Patterns may include simple charts. In case special techniques are employed, they are detailed our in the instructions, either as text or e.g. through videos. The patterns may also suggest ”shortcuts”, i.e. easier ways to accomplish a technique. Most of the basic socks with heel flaps or afterthought heels are on this level, as well as mittens with no-gusset thumbs. There’s also plenty of sweaters, usually yoke sweaters or raglan sleeve sweaters.
So knitting is a regular hobby for you? Abbreviations, charts and instructions are no more than a walk in the park? Perhaps you’re looking for something to challenge yourself with, even at the odds of frogging?
In addition to basic techniques, some special techniques may be employed on this level, e.g. short rows. The same pattern may include both lace and cables. Magic loop knitting or entrelac, two-coloured brioche stitch, also here. In general, patterns require a more advanced ability to "read" your knitting. Lace patterns are also more advanced than on the previous level, but the lace stitches are still worked on right side only. Intarsia may be included, but in relatively simple and symmetrical patterns.

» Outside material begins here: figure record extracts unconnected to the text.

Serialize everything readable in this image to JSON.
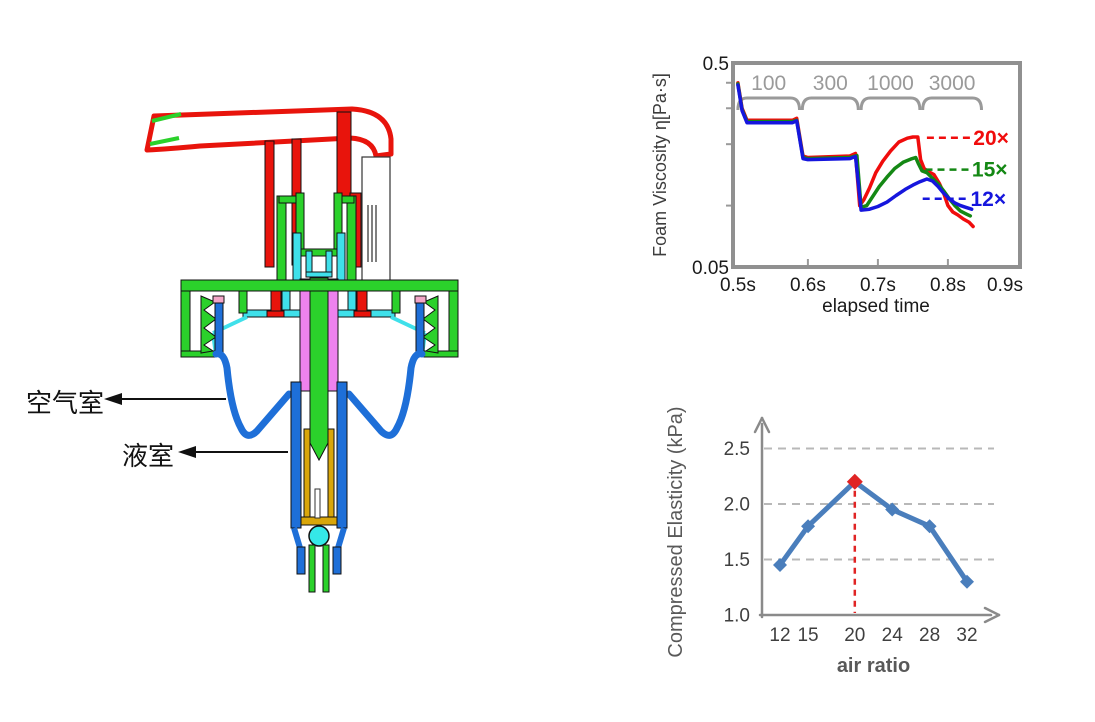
{
  "pump_diagram": {
    "air_chamber_label": "空气室",
    "liquid_chamber_label": "液室",
    "colors": {
      "head_red": "#e8140c",
      "body_green": "#2bd12b",
      "inner_cyan": "#3fe0ea",
      "piston_magenta": "#ee82ee",
      "chamber_blue": "#1e6fd8",
      "sleeve_gold": "#d9a60a",
      "ball_cyan": "#35e8e8",
      "liner_pink": "#f4a6c8"
    }
  },
  "chart_data": [
    {
      "type": "line",
      "title": "",
      "ylabel": "Foam Viscosity η[Pa·s]",
      "xlabel": "elapsed  time",
      "yscale": "log",
      "ylim": [
        0.05,
        0.5
      ],
      "xlim": [
        0.493,
        0.903
      ],
      "frame_color": "#909090",
      "annotation_color": "#9a9a9a",
      "tick_color": "#1a1a1a",
      "label_color": "#3d3d3d",
      "x_ticks": {
        "values": [
          0.5,
          0.6,
          0.7,
          0.8,
          0.9
        ],
        "labels": [
          "0.5s",
          "0.6s",
          "0.7s",
          "0.8s",
          "0.9s"
        ]
      },
      "y_ticks": {
        "values": [
          0.5,
          0.05
        ],
        "labels": [
          "0.5",
          "0.05"
        ]
      },
      "y_minor_ticks": [
        0.4,
        0.3,
        0.2,
        0.1
      ],
      "x_minor_ticks": [
        0.6,
        0.7,
        0.8
      ],
      "shear_rate_labels": [
        {
          "label": "100",
          "from": 0.5,
          "to": 0.588
        },
        {
          "label": "300",
          "from": 0.592,
          "to": 0.672
        },
        {
          "label": "1000",
          "from": 0.676,
          "to": 0.76
        },
        {
          "label": "3000",
          "from": 0.764,
          "to": 0.848
        }
      ],
      "series": [
        {
          "name": "20×",
          "color": "#f00c0c",
          "x": [
            0.5,
            0.506,
            0.513,
            0.578,
            0.584,
            0.593,
            0.6,
            0.66,
            0.668,
            0.674,
            0.68,
            0.688,
            0.697,
            0.707,
            0.718,
            0.73,
            0.742,
            0.75,
            0.757,
            0.761,
            0.766,
            0.772,
            0.78,
            0.788,
            0.794,
            0.8,
            0.807,
            0.814,
            0.822,
            0.83,
            0.836
          ],
          "y": [
            0.4,
            0.3,
            0.262,
            0.262,
            0.268,
            0.175,
            0.172,
            0.175,
            0.18,
            0.1,
            0.107,
            0.122,
            0.145,
            0.165,
            0.185,
            0.205,
            0.214,
            0.217,
            0.217,
            0.168,
            0.152,
            0.147,
            0.142,
            0.128,
            0.115,
            0.1,
            0.093,
            0.09,
            0.086,
            0.083,
            0.079
          ]
        },
        {
          "name": "15×",
          "color": "#148814",
          "x": [
            0.5,
            0.506,
            0.513,
            0.578,
            0.584,
            0.593,
            0.6,
            0.66,
            0.67,
            0.676,
            0.684,
            0.692,
            0.702,
            0.713,
            0.724,
            0.736,
            0.747,
            0.754,
            0.758,
            0.763,
            0.77,
            0.778,
            0.786,
            0.794,
            0.802,
            0.81,
            0.818,
            0.826,
            0.832
          ],
          "y": [
            0.395,
            0.295,
            0.258,
            0.258,
            0.262,
            0.172,
            0.17,
            0.172,
            0.176,
            0.098,
            0.1,
            0.11,
            0.124,
            0.138,
            0.152,
            0.163,
            0.169,
            0.172,
            0.16,
            0.148,
            0.145,
            0.136,
            0.128,
            0.118,
            0.108,
            0.1,
            0.094,
            0.091,
            0.089
          ]
        },
        {
          "name": "12×",
          "color": "#1616dd",
          "x": [
            0.5,
            0.506,
            0.513,
            0.578,
            0.584,
            0.593,
            0.6,
            0.66,
            0.668,
            0.676,
            0.688,
            0.7,
            0.713,
            0.726,
            0.739,
            0.75,
            0.76,
            0.77,
            0.778,
            0.786,
            0.794,
            0.802,
            0.81,
            0.818,
            0.826,
            0.834
          ],
          "y": [
            0.39,
            0.292,
            0.255,
            0.255,
            0.26,
            0.17,
            0.168,
            0.17,
            0.174,
            0.095,
            0.096,
            0.099,
            0.104,
            0.112,
            0.12,
            0.126,
            0.131,
            0.135,
            0.132,
            0.124,
            0.115,
            0.108,
            0.103,
            0.1,
            0.098,
            0.096
          ]
        }
      ],
      "legend": [
        {
          "label": "20×",
          "eta": 0.215,
          "t0": 0.77,
          "t1": 0.832
        },
        {
          "label": "15×",
          "eta": 0.15,
          "t0": 0.768,
          "t1": 0.83
        },
        {
          "label": "12×",
          "eta": 0.108,
          "t0": 0.764,
          "t1": 0.828
        }
      ]
    },
    {
      "type": "line",
      "title": "",
      "ylabel": "Compressed Elasticity (kPa)",
      "xlabel": "air ratio",
      "categories": [
        12,
        15,
        20,
        24,
        28,
        32
      ],
      "values": [
        1.45,
        1.8,
        2.2,
        1.95,
        1.8,
        1.3
      ],
      "ylim": [
        1.0,
        2.8
      ],
      "y_ticks": [
        1.0,
        1.5,
        2.0,
        2.5
      ],
      "y_tick_labels": [
        "1.0",
        "1.5",
        "2.0",
        "2.5"
      ],
      "gridlines": [
        1.5,
        2.0,
        2.5
      ],
      "line_color": "#4a7ebc",
      "axis_color": "#8a8a8a",
      "grid_color": "#b8b8b8",
      "tick_color": "#3f3f3f",
      "label_color": "#595959",
      "highlight": {
        "category": 20,
        "value": 2.2,
        "color": "#e02424"
      }
    }
  ]
}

Patterns on this level can feature concurrent shaping, e.g. neckline shaping at the same time as sleeve decreases or sleeve decreases into cable pattern. Sweater sleeves may require more advanced shaping. Most of our sweaters are at this level. Other patterns include e.g. magic loop patterns and toe-up socks.
Turn off that telly and lash the doors, maximum concetration required! Although this skill level doesn’t bring much more in terms of technique, there’s simply more going on at the same time. Skill, concentration and perception are requisite.
On this level, you’ll find more advanced intarsia patterns, including intarsia in the round. Brioche patterns with decreases and/or cables are also here. Beginning of rounds may shift and multiple markers are needed. Lace or cable stitches may be worked also from wrong side. We’ve also included patterns featuring steeks here. Steeking isn’t hard as such, but requires the nerves and confidence of an experienced knitter.
Patterns may include complex steps and require simultaneous reading of both charts and written instructions. Gauge may vary over different steps of the project. The patterns often feature much details and a combination of techniques. The size of the project is not what determines whether it’s advanced or not; focus is on technique, overall complexity and the risk of errors during the project.
Every pattern is based on a certain gauge, expressed as stitches or rows per 10 cm. It is important that you make a swatch to check your gauge before you start the actual project. If your gauge doesn’t match the pattern’s gauge, your finished garment won’t be the correct size either.
Swatching Start by knitting a swatch. Use the yarn, the needles and the stitch pattern you intend to use in the project. Make the swatch a little wider than 10 cm, so that you’ll be able to measure the stitches properly. Block the swatch by pinning it to a surface, then steam it gently. Count the stitches; put a pin in a stitch, then measure 10 cm from that stitch and put another pin there. Count the stitches from pin to pin – that’s your gauge! If needed, measure both horizontal and vertical gauge (rows). If you’re measuring rib or brioche stitches, stretch out the swatch slightly before measuring.
If your gauge doesn’t match the pattern gauge, you can adjust it by switching needle size. If your swatch has too few stitches per 10 cm (i.e. your knitting is too loose), switch to smaller needles. Conversely, if your swatch has too many stitches per 10 cm, your knitting is too tight and you’ll need a larger pair of needles. Always knit another swatch in order to determine proper gauge and sizing. Also note that the pattern yardage only applies to the pattern yarn, the yardage may differ if you choose another yarn.